Sometimes, the answer might be… in the water. the environment around us shapes us. And according to some fascinating legends, that influence can be incredibly literal.

The Israelites, after their long journey, found themselves in a place called Shittim. And Shittim, it turns out, had a secret. A watery one.

Ginzberg, in his Legends of the Jews, tells us about the "Well of Lewdness" that was located there. Now, this wasn't just any well. Apparently, certain springs, have the power to affect those who drink from them in profound ways. Some waters strengthen, others weaken. Some beautify, others… not so much. And this particular well? Well, it had a rather unfortunate side effect.

The legend goes that this very well was once used by the inhabitants of Sodom. That Sodom. The one synonymous with sin. But after the destruction of those cities, no one dared to drink from it. Until the Israelites arrived.

Before they tasted its waters, the Israelites were known for their chastity. But then… things changed. As soon as they partook of this water, they abandoned their previously chaste ways. It’s a stark reminder of how easily we can be swayed, how vulnerable we are to subtle influences.

It's a wild idea, isn’t it? A well literally influencing the morality of an entire people.

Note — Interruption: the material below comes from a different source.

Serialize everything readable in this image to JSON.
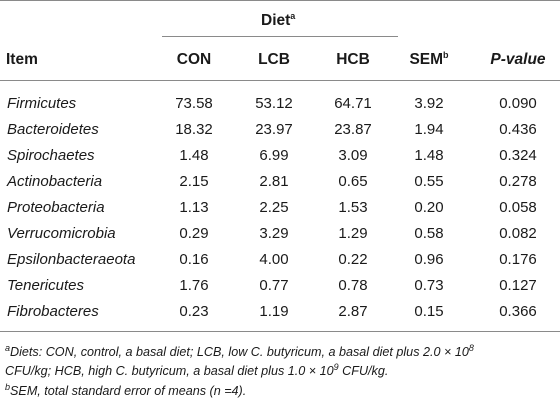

So, is it a literal well, or a metaphor for the seductive temptations that surround us? Maybe both.

But here's the kicker: this "disastrous spring," as Ginzberg calls it, isn’t permanent. The legend says that it will lose its power, dry up completely, only in the Messianic time. When things are set right. When the world is healed.

Until then, maybe we all need to be a little more careful about what we're drinking… metaphorically speaking, of course. What influences are we allowing into our lives? What "wells" are we drawing from? It's a question worth pondering.